Bloomberg reports that Germany’s Angela Merkel refuses to stimulate the economy more than she has already done.
Chancellor Angela Merkel stood firm in rejecting any new German economic stimulus program even as the International Monetary Fund said the recession is worse than previously thought and called for measures to spur demand.
Merkel shrugged off calls for more spending despite a report by Germany’s leading economic institutes which will show tomorrow that Europe’s biggest economy may shrink as much as 6 percent this year — almost three times the contraction of 2.25 percent forecast by the government in January.
The coalition won’t expand its 82 billion euro ($107 billion) stimulus agreed under two separate programs, Merkel told reporters in Berlin today after a meeting with business leaders and economists.
“We shouldn’t talk about a third stimulus package,” Merkel said. “Instead we’ll let current measures take effect.”

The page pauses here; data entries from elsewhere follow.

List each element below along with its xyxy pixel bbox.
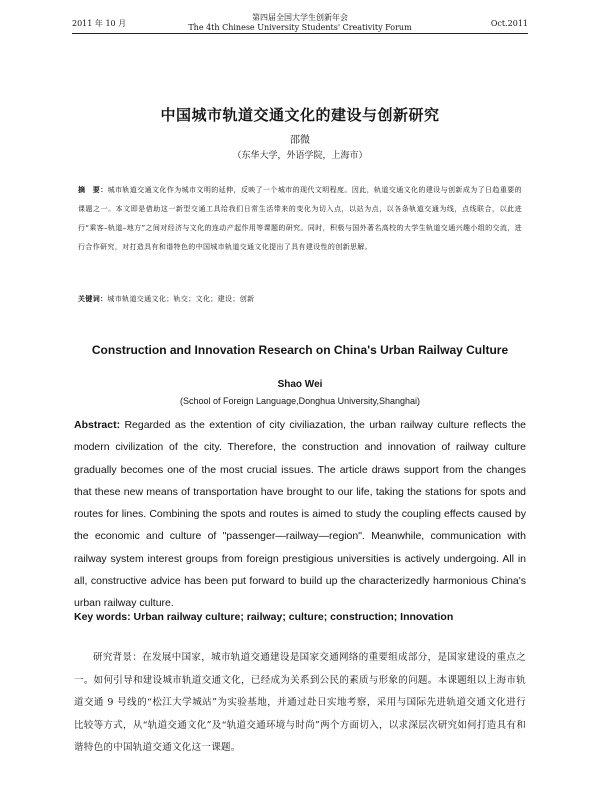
header-conference-en: The 4th Chinese University Students' Creativity Forum [188,23,412,32]
chinese-abstract [78,181,522,257]
english-affiliation: (School of Foreign Language,Donghua University,Shanghai) [180,396,420,406]
chinese-keywords-label: 关键词： [78,295,108,303]
header-rule [72,33,528,34]
english-keywords [74,609,526,625]
chinese-keywords [78,292,522,306]
english-abstract-text: Regarded as the extention of city civiliazation, the urban railway culture reflects the modern civilization of the city. Therefore, the construction and innovation of railway culture gradually becomes one of the most crucial issues. The article draws support from the changes that these new means of transportation have brought to our life, taking the stations for spots and routes for lines. Combining the spots and routes is aimed to study the coupling effects caused by the economic and culture of "passenger—railway—region". Meanwhile, communication with railway system interest groups from foreign prestigious universities is actively undergoing. All in all, constructive advice has been put forward to build up the characterizedly harmonious China's urban railway culture. [74,419,527,610]
chinese-keywords-text: 城市轨道交通文化；轨交；文化；建设；创新 [107,295,255,303]
running-header [72,13,528,35]
english-author: Shao Wei [277,379,323,390]
english-keywords-text: Urban railway culture; railway; culture; construction; Innovation [133,611,454,623]
chinese-abstract-label: 摘 要： [78,186,108,194]
header-conference-cn: 第四届全国大学生创新年会 [252,13,348,22]
header-conference [72,13,528,33]
header-date-en: Oct.2011 [490,19,528,28]
english-keywords-label: Key words: [74,611,131,623]
chinese-title: 中国城市轨道交通文化的建设与创新研究 [160,106,440,124]
english-title: Construction and Innovation Research on China's Urban Railway Culture [91,343,509,357]
english-abstract-label: Abstract: [74,419,121,431]
chinese-abstract-text: 城市轨道交通文化作为城市文明的延伸，反映了一个城市的现代文明程度。因此，轨道交通文化的建设与创新成为了日趋重要的课题之一。本文即是借助这一新型交通工具给我们日常生活带来的变化为切入点，以站为点，以各条轨道交通为线，点线联合，以此进行“乘客–轨道–地方”之间对经济与文化的连动产起作用等课题的研究。同时，积极与国外著名高校的大学生轨道交通兴趣小组的交流，进行合作研究，对打造具有和谐特色的中国城市轨道交通文化提出了具有建设性的创新思解。 [78,186,522,251]
body-paragraph: 研究背景：在发展中国家，城市轨道交通建设是国家交通网络的重要组成部分，是国家建设的重点之一。如何引导和建设城市轨道交通文化，已经成为关系到公民的素质与形象的问题。本课题组以上海市轨道交通 9 号线的“松江大学城站”为实验基地，并通过赴日实地考察，采用与国际先进轨道交通文化进行比较等方式，从“轨道交通文化”及“轨道交通环境与时尚”两个方面切入，以求深层次研究如何打造具有和谐特色的中国轨道交通文化这一课题。 [74,652,526,753]
english-abstract [74,414,526,615]
chinese-affiliation: （东华大学，外语学院，上海市） [232,151,368,161]
chinese-author: 邵微 [290,135,310,146]
header-date: 2011 年 10 月 [72,19,127,28]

She is right. Many economists believe that if FDR would have spent a little less, the U.S. economy would have recovered quicker back in the 1930s than it did. Merkel should learn from this and give the Germany economy time to pull itself up by its bootstraps.
Furthermore, the only way to revive an economy is to increase demand from consumers and businesses. You do this by decreasing taxes and getting rid of the many administration obstacles faced by entrepreneurs.
Let’s hope Merkel will stick to her word.